How can salt not be kosher?

The new salt of the season

Kosher salt is the new insider tip in the kitchen. What it can do, what it cannot do and what misunderstandings it can bring with it.

After fleur de sel and Hawaiian sea salt, the next form of sodium chloride is now preparing to take the place of the salt of the season. After years of success in the USA, kosher salt has now started to become a topic of conversation in Germany and Austria, more and more kitchen experts swear by the special taste of the coarse crystals, their special structure and the supposedly unique properties that are associated with them.

The story of kosher salt is first of all a misunderstanding. Because seasoning it with it makes the food no more and no less kosher than with normal table salt - because almost all salts comply with Jewish dietary laws. Rather, the term "kosher salt" comes from its use in the production of kosher meat, as its coarse crystals and larger surface make it particularly suitable for drawing blood from the meat in accordance with the rules of the Torah. The name “kosher salt” would be correct, but in English, too, “koshering salt” soon became the shorter “kosher salt” for the sake of simplicity.

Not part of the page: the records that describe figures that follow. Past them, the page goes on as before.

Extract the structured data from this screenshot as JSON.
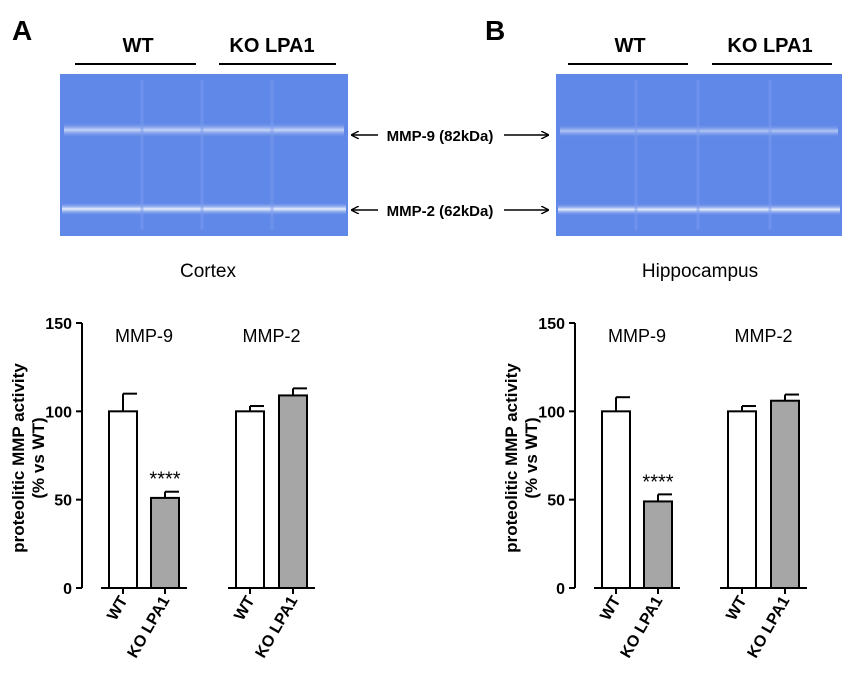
{
  "panels": [
    {
      "letter": "A",
      "gel_header": {
        "left_group": "WT",
        "right_group": "KO LPA1"
      },
      "band_labels": [
        "MMP-9 (82kDa)",
        "MMP-2 (62kDa)"
      ],
      "region": "Cortex"
    },
    {
      "letter": "B",
      "gel_header": {
        "left_group": "WT",
        "right_group": "KO LPA1"
      },
      "band_labels": [
        "MMP-9 (82kDa)",
        "MMP-2 (62kDa)"
      ],
      "region": "Hippocampus"
    }
  ],
  "colors": {
    "gel_blue": "#5b84e6",
    "gel_band": "#e8eefc",
    "bar_ko": "#a6a6a6",
    "bar_wt": "#ffffff",
    "axis": "#000000"
  },
  "chart_data": [
    {
      "type": "bar",
      "region": "Cortex",
      "ylabel_line1": "proteolitic MMP activity",
      "ylabel_line2": "(% vs WT)",
      "ylim": [
        0,
        150
      ],
      "yticks": [
        "0",
        "50",
        "100",
        "150"
      ],
      "groups": [
        {
          "label": "MMP-9",
          "bars": [
            {
              "category": "WT",
              "value": 100,
              "error": 10,
              "fill": "white"
            },
            {
              "category": "KO LPA1",
              "value": 51,
              "error": 3.5,
              "fill": "grey",
              "annotation": "****"
            }
          ]
        },
        {
          "label": "MMP-2",
          "bars": [
            {
              "category": "WT",
              "value": 100,
              "error": 3,
              "fill": "white"
            },
            {
              "category": "KO LPA1",
              "value": 109,
              "error": 4,
              "fill": "grey"
            }
          ]
        }
      ]
    },
    {
      "type": "bar",
      "region": "Hippocampus",
      "ylabel_line1": "proteolitic MMP activity",
      "ylabel_line2": "(% vs WT)",
      "ylim": [
        0,
        150
      ],
      "yticks": [
        "0",
        "50",
        "100",
        "150"
      ],
      "groups": [
        {
          "label": "MMP-9",
          "bars": [
            {
              "category": "WT",
              "value": 100,
              "error": 8,
              "fill": "white"
            },
            {
              "category": "KO LPA1",
              "value": 49,
              "error": 4,
              "fill": "grey",
              "annotation": "****"
            }
          ]
        },
        {
          "label": "MMP-2",
          "bars": [
            {
              "category": "WT",
              "value": 100,
              "error": 3,
              "fill": "white"
            },
            {
              "category": "KO LPA1",
              "value": 106,
              "error": 3.5,
              "fill": "grey"
            }
          ]
        }
      ]
    }
  ]
}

What distinguishes the new star in the kitchen from common table salt is, on the one hand, the coarser-grain structure and, on the other hand, the fact that kosher salt must not contain any additives - for example, it is free from iodine. That makes it - regardless of all culinary subtleties - attractive for people who are treated for thyroid diseases. Because iodine-free salt is harder to come by in Austria than is commonly believed.

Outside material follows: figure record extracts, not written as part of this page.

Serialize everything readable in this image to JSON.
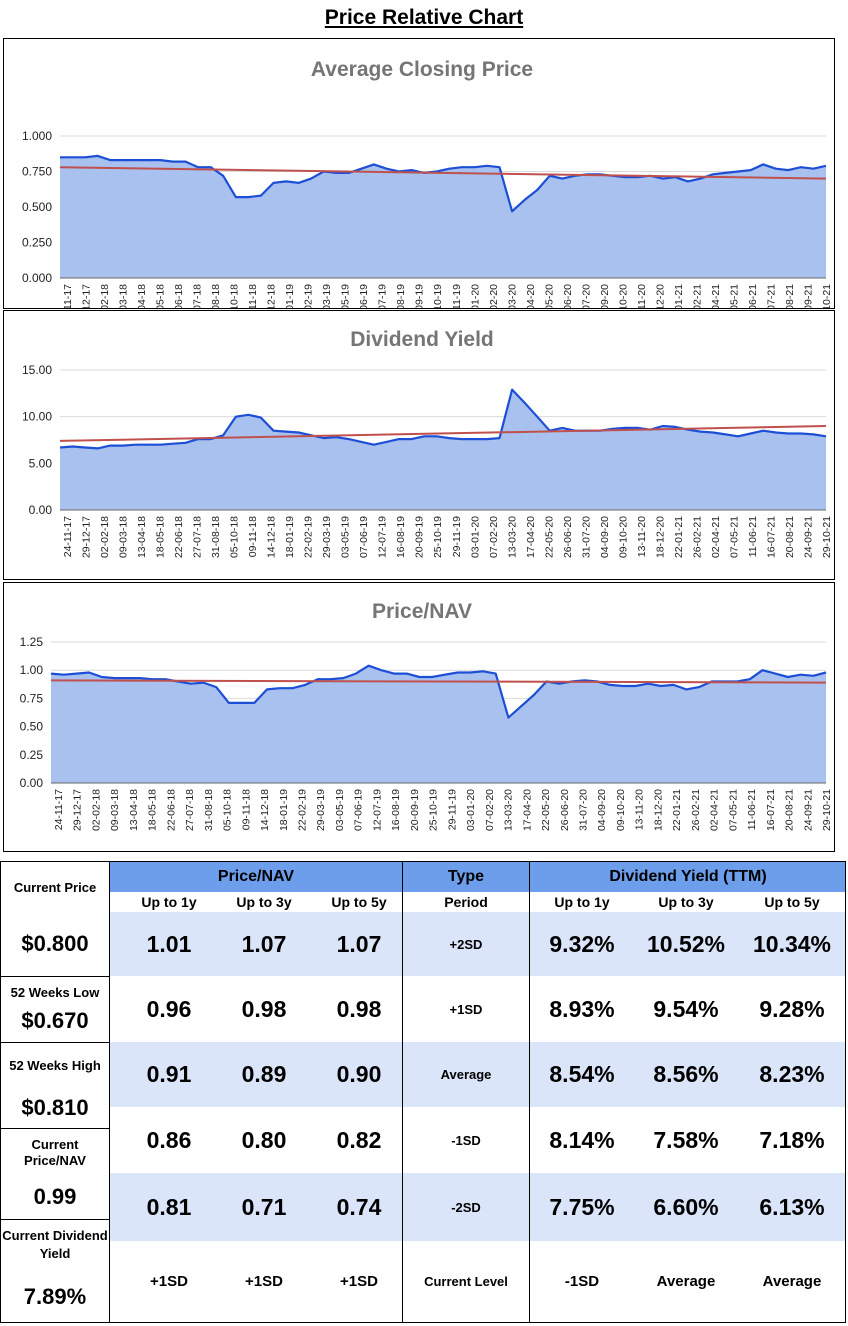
{
  "page": {
    "title": "Price Relative Chart"
  },
  "date_labels": [
    "24-11-17",
    "29-12-17",
    "02-02-18",
    "09-03-18",
    "13-04-18",
    "18-05-18",
    "22-06-18",
    "27-07-18",
    "31-08-18",
    "05-10-18",
    "09-11-18",
    "14-12-18",
    "18-01-19",
    "22-02-19",
    "29-03-19",
    "03-05-19",
    "07-06-19",
    "12-07-19",
    "16-08-19",
    "20-09-19",
    "25-10-19",
    "29-11-19",
    "03-01-20",
    "07-02-20",
    "13-03-20",
    "17-04-20",
    "22-05-20",
    "26-06-20",
    "31-07-20",
    "04-09-20",
    "09-10-20",
    "13-11-20",
    "18-12-20",
    "22-01-21",
    "26-02-21",
    "02-04-21",
    "07-05-21",
    "11-06-21",
    "16-07-21",
    "20-08-21",
    "24-09-21",
    "29-10-21"
  ],
  "chart_data": [
    {
      "type": "area",
      "title": "Average Closing Price",
      "ylim": [
        0,
        1.0
      ],
      "y_ticks": [
        "0.000",
        "0.250",
        "0.500",
        "0.750",
        "1.000"
      ],
      "series": [
        {
          "name": "Average Closing Price",
          "values": [
            0.85,
            0.85,
            0.85,
            0.86,
            0.83,
            0.83,
            0.83,
            0.83,
            0.83,
            0.82,
            0.82,
            0.78,
            0.78,
            0.72,
            0.57,
            0.57,
            0.58,
            0.67,
            0.68,
            0.67,
            0.7,
            0.75,
            0.74,
            0.74,
            0.77,
            0.8,
            0.77,
            0.75,
            0.76,
            0.74,
            0.75,
            0.77,
            0.78,
            0.78,
            0.79,
            0.78,
            0.47,
            0.55,
            0.62,
            0.72,
            0.7,
            0.72,
            0.73,
            0.73,
            0.72,
            0.71,
            0.71,
            0.72,
            0.7,
            0.71,
            0.68,
            0.7,
            0.73,
            0.74,
            0.75,
            0.76,
            0.8,
            0.77,
            0.76,
            0.78,
            0.77,
            0.79
          ]
        },
        {
          "name": "Trend",
          "values": [
            0.78,
            0.7
          ]
        }
      ]
    },
    {
      "type": "area",
      "title": "Dividend Yield",
      "ylim": [
        0,
        15.0
      ],
      "y_ticks": [
        "0.00",
        "5.00",
        "10.00",
        "15.00"
      ],
      "series": [
        {
          "name": "Dividend Yield",
          "values": [
            6.7,
            6.8,
            6.7,
            6.6,
            6.9,
            6.9,
            7.0,
            7.0,
            7.0,
            7.1,
            7.2,
            7.6,
            7.6,
            8.0,
            10.0,
            10.2,
            9.9,
            8.5,
            8.4,
            8.3,
            8.0,
            7.7,
            7.8,
            7.6,
            7.3,
            7.0,
            7.3,
            7.6,
            7.6,
            7.9,
            7.9,
            7.7,
            7.6,
            7.6,
            7.6,
            7.7,
            12.9,
            11.5,
            10.0,
            8.5,
            8.8,
            8.5,
            8.5,
            8.5,
            8.7,
            8.8,
            8.8,
            8.6,
            9.0,
            8.9,
            8.6,
            8.4,
            8.3,
            8.1,
            7.9,
            8.2,
            8.5,
            8.3,
            8.2,
            8.2,
            8.1,
            7.9
          ]
        },
        {
          "name": "Trend",
          "values": [
            7.4,
            9.0
          ]
        }
      ]
    },
    {
      "type": "area",
      "title": "Price/NAV",
      "ylim": [
        0,
        1.25
      ],
      "y_ticks": [
        "0.00",
        "0.25",
        "0.50",
        "0.75",
        "1.00",
        "1.25"
      ],
      "series": [
        {
          "name": "Price/NAV",
          "values": [
            0.97,
            0.96,
            0.97,
            0.98,
            0.94,
            0.93,
            0.93,
            0.93,
            0.92,
            0.92,
            0.9,
            0.88,
            0.89,
            0.85,
            0.71,
            0.71,
            0.71,
            0.83,
            0.84,
            0.84,
            0.87,
            0.92,
            0.92,
            0.93,
            0.97,
            1.04,
            1.0,
            0.97,
            0.97,
            0.94,
            0.94,
            0.96,
            0.98,
            0.98,
            0.99,
            0.97,
            0.58,
            0.68,
            0.78,
            0.9,
            0.88,
            0.9,
            0.91,
            0.9,
            0.87,
            0.86,
            0.86,
            0.88,
            0.86,
            0.87,
            0.83,
            0.85,
            0.9,
            0.9,
            0.9,
            0.92,
            1.0,
            0.97,
            0.94,
            0.96,
            0.95,
            0.98
          ]
        },
        {
          "name": "Trend",
          "values": [
            0.91,
            0.89
          ]
        }
      ]
    }
  ],
  "stats": {
    "current_price_label": "Current Price",
    "current_price": "$0.800",
    "low_label": "52 Weeks Low",
    "low": "$0.670",
    "high_label": "52 Weeks High",
    "high": "$0.810",
    "pnav_label": "Current Price/NAV",
    "pnav": "0.99",
    "dy_label": "Current Dividend Yield",
    "dy": "7.89%"
  },
  "table": {
    "pnav_header": "Price/NAV",
    "type_header": "Type",
    "dy_header": "Dividend Yield (TTM)",
    "sub": [
      "Up to 1y",
      "Up to 3y",
      "Up to 5y",
      "Period",
      "Up to 1y",
      "Up to 3y",
      "Up to 5y"
    ],
    "rows": [
      {
        "p": [
          "1.01",
          "1.07",
          "1.07"
        ],
        "type": "+2SD",
        "d": [
          "9.32%",
          "10.52%",
          "10.34%"
        ]
      },
      {
        "p": [
          "0.96",
          "0.98",
          "0.98"
        ],
        "type": "+1SD",
        "d": [
          "8.93%",
          "9.54%",
          "9.28%"
        ]
      },
      {
        "p": [
          "0.91",
          "0.89",
          "0.90"
        ],
        "type": "Average",
        "d": [
          "8.54%",
          "8.56%",
          "8.23%"
        ]
      },
      {
        "p": [
          "0.86",
          "0.80",
          "0.82"
        ],
        "type": "-1SD",
        "d": [
          "8.14%",
          "7.58%",
          "7.18%"
        ]
      },
      {
        "p": [
          "0.81",
          "0.71",
          "0.74"
        ],
        "type": "-2SD",
        "d": [
          "7.75%",
          "6.60%",
          "6.13%"
        ]
      }
    ],
    "levels": {
      "p": [
        "+1SD",
        "+1SD",
        "+1SD"
      ],
      "type": "Current Level",
      "d": [
        "-1SD",
        "Average",
        "Average"
      ]
    }
  },
  "colors": {
    "line": "#1c4fd6",
    "fill": "#a9c1ee",
    "trend": "#c0504d",
    "header": "#6d9eeb",
    "band": "#dbe5f9"
  }
}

No aftertaste. In the absence of iodine, the supporters of kosher salt - not to be confused with salt from the Dead Sea, by the way - also see a reason for the particularly fine taste, because with the iodine there is also a metallic aftertaste in the table salt, which you can use with it the kosher variant.

That being said, kosher salt is first and foremost one thing: namely salt, i.e. sodium chloride, and that's what it tastes like in reality. However, during production, the salt crystals are pressed into a rather flat and platelet shape, which makes the coarse grains look more like salt flakes and make them around twice as large as table salt - and still significantly larger than sea salt crystals.

The larger crystals make it a bit easier to dose it, as long as it - like the less hip salt colleagues - has been stored dry and as airtight as possible.

In addition, the larger grains also mean that the salt dissolves more quickly in liquids, but more slowly on the surface - for example of meat - than normal salt. This has advantages and disadvantages: It is advisable not to use it when baking, as there is a high risk that the salt crystals will not dissolve due to the insufficient liquid and then cause rather hearty surprises in the baked goods.

However, this makes it extremely suitable for all types of use in which the crystals should remain visible and intact - from the production of the salt rim on the margarita glass to salt crusts to souring, where kosher salt is even said to have very special qualities. Which, by the way, are also often used to marinate (pork) ribs - that should only be mentioned in passing on the subject of misunderstandings about the meaning of "kosher" in this context.


The question of taste. Opinions differ on the question of whether kosher salt tastes more intense than conventional salt - discussions about it fill entire internet forums. The different perceptions are very likely also related to its relative weight: Kosher salt weighs significantly less, depending on the brand, only between half and 75 percent of what table salt weighs.

Which makes the correct dosage a little complicated, especially since a large part of the corresponding recipes come from the USA, and the quantities here are given in volumes - cups and spoons - and not in grams. Today every self-respecting chef has the appropriate measuring cup, but that doesn't help much, because American housewives also regularly fall into the trap of replacing a "tablespoon" of one salt with a "tablespoon" of the other. With the result that kosher salt tastes either “much more intense” or “much more subtle” depending on the outcome of this exchange experiment.

In order to be able to participate competently in this debate, a little more commitment is currently required in Austria, because the new salt is not yet available in the supermarket on the corner; You can of course find it in kosher grocery stores around Vienna's Karmelitermarkt - and at fairly moderate prices of 1.99 euros a kilo. Which, with all the love, is also appropriate, because after all, despite the hype, it's still salt. Just salt.

Tasting

Green asparagus with Manchego cheese
Starter / side dish for four people.

Ingredients:

Half a kilo of green asparagus

2 teaspoons of cold-pressed olive oil

5 Deka grated Spanish Manchego cheese

Kosher salt, pepper

Preparation:

Clean the asparagus, mix with the oil, salt and pepper and place next to each other in a baking dish. Scatter cheese on top.

Bake in the oven preheated to 220 degrees for 15 minutes until the cheese has melted and the asparagus is cooked. Serve hot.